I just signed up with this thing called booksfree.com, which advertises itself as “netflix for books.” Now, their inventory seems fine and I would appreciate a resolution to the twin problems of not being able to fit any more books in myself and not being able to get it together to visit the library during library hours. But their recommendations are very supermarket novel-rific, so I would love any advice as to what to put on my queue. Here’s what I have so far, in no special order:
- Bleak House by Chas. Dickens. We have this already, but it is so old and dusty that I have an allergy attack every time I open it.
- Wifey by Judy Blume. I read one of her other novels for adults, which was all about hot-tub divorcees in 1980s Colorado, and found it vaguely mortifying. Still, I have high hopes for this since it is from the apex of her distinguished career and has such an awesome name.
- Memories of My Melancholy Whores by Gabriel Garcia Marquez.
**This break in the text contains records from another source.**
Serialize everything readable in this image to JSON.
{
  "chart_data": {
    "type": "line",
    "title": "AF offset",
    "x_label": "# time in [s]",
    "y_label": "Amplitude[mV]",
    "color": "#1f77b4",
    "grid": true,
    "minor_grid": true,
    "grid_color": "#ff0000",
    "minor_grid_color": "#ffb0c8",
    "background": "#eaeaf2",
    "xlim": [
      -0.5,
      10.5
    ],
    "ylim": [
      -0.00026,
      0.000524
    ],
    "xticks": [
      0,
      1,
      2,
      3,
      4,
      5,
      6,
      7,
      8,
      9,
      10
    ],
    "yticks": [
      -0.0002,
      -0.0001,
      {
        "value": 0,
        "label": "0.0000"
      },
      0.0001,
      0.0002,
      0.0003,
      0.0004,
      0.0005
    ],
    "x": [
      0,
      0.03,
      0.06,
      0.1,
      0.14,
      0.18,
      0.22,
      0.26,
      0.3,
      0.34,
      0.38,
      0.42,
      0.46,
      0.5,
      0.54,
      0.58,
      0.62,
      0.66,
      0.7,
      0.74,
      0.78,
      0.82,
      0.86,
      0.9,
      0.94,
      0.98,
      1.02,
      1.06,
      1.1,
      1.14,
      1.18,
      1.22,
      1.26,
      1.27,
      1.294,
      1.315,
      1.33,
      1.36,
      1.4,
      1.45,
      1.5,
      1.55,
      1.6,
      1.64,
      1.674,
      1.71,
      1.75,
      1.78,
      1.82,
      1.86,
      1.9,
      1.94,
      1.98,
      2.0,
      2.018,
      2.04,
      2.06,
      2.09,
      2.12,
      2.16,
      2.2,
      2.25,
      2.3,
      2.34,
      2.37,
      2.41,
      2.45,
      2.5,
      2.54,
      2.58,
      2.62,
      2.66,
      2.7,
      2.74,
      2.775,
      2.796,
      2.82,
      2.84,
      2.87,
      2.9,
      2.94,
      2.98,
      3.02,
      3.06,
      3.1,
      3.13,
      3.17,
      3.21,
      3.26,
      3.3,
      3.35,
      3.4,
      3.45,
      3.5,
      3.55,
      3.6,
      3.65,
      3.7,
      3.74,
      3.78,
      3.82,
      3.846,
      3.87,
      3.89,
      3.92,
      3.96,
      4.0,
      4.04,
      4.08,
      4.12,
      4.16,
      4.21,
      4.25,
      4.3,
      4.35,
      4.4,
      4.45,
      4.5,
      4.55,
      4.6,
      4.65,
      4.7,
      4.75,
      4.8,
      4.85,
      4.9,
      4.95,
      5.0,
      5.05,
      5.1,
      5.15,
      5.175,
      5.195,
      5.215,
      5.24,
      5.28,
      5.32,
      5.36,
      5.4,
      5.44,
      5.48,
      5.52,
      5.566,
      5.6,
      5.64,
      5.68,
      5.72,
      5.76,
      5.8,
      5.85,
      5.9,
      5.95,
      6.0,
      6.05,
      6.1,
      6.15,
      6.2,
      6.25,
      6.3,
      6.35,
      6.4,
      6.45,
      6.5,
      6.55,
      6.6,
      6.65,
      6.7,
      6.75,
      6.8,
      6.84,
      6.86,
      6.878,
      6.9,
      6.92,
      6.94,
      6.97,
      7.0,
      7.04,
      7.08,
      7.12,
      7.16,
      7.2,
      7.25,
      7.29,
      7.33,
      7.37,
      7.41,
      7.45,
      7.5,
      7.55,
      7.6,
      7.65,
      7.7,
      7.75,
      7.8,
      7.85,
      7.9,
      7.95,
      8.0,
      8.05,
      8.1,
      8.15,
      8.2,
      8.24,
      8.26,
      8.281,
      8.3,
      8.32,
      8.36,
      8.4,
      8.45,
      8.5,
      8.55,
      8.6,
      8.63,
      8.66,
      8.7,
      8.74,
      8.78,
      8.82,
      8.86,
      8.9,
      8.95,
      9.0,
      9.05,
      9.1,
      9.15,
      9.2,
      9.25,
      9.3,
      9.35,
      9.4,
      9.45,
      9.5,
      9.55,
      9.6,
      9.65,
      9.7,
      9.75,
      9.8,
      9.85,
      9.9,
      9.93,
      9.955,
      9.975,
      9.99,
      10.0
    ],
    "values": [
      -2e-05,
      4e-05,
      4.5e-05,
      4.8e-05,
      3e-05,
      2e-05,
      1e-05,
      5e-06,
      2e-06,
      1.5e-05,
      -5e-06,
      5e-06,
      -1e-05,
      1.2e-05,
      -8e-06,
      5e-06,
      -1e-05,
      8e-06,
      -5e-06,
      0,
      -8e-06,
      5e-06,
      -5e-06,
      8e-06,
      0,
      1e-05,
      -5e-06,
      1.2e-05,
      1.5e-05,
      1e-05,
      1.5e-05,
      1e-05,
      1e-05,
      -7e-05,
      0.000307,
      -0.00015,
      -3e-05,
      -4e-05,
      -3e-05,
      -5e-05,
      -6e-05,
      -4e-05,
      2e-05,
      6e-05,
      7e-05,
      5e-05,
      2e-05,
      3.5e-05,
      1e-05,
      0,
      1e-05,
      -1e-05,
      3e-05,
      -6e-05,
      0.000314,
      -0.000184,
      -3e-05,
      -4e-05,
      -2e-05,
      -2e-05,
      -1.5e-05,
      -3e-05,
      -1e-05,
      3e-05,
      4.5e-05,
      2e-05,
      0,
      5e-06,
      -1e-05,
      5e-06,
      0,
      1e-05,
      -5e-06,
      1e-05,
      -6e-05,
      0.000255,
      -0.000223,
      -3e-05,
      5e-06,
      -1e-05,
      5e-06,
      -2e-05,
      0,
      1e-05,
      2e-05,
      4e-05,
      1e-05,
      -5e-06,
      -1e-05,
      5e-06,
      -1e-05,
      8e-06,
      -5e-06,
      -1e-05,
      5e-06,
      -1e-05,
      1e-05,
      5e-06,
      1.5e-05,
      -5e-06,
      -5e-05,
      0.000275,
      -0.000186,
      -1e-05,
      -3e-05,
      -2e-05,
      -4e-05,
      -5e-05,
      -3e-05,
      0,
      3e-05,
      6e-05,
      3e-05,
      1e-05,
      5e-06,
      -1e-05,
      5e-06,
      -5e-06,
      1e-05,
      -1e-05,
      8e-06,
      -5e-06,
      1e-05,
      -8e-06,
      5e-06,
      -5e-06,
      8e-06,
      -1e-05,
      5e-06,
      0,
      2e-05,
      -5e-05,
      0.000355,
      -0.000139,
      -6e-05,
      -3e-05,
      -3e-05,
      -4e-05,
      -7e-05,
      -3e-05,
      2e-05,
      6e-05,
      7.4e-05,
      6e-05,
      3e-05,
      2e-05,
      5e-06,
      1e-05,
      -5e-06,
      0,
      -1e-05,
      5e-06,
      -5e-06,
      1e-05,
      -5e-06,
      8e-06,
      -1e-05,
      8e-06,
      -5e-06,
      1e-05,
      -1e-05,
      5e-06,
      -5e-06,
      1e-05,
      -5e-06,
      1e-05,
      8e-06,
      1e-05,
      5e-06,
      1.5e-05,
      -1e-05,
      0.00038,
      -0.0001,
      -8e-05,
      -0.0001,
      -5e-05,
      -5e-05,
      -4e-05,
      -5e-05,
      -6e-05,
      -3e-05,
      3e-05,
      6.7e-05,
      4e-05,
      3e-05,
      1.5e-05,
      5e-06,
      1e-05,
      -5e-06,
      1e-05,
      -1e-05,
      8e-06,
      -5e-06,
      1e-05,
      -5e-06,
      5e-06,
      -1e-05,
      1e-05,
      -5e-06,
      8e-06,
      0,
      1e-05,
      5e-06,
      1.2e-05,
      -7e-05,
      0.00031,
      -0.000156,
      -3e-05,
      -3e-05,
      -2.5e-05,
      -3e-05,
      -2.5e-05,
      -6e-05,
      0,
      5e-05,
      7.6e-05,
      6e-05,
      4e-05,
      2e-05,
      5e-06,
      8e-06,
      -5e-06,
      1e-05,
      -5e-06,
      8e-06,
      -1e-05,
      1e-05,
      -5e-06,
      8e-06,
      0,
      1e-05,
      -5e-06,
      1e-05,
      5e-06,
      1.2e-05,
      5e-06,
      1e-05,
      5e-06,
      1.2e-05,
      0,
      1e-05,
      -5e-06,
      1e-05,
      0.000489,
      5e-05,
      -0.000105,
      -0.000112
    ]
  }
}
This was universally panned by book reviewers when it came out, and I suspect it is a reworking of short stories I’ve already read, but I am sure it is at least competitive with the Judy Blume.
- The Diary of Samuel Pepys, 1660. There were funny excerpts from this in the very excellent “84 Charing Cross Road,” a book (like “Taking Care of Terrific!”) that I really enjoyed as a young lady. I bought a copy once that turned out to be abridged in this horrible way so that I could never figure out what was happening in his life.
- Persuasion by Jane Austen. I didn’t like Jane Austen in college, but figure I should give it another chance since I have developed such a taste for boring-ness in the past few years.
- The Road by Cormac McCarthy. I don’t know, Oprah says it’s good.
- The Beautiful and the Damned by F. Scott Fitzgerald. I don’t see how I could’ve possibly missed this excellently-titled tome in my flapper and debauchery-obsessed younger years, but I don’t recall reading it.
- Madame de Pompadour by Nancy Mitford. Another wonderful title! I binged on the Mitford sisters earlier this year; I highly recommend Nancy’s “The Pursuit of Love” and “Love in a Cold Climate” and the book of Jessica’s letters that came out earlier this year. I have high hopes for this book, which is apparently a biography of some French aristocrat.
OK, are these going to be any good? What else should I put on the list? Please advise.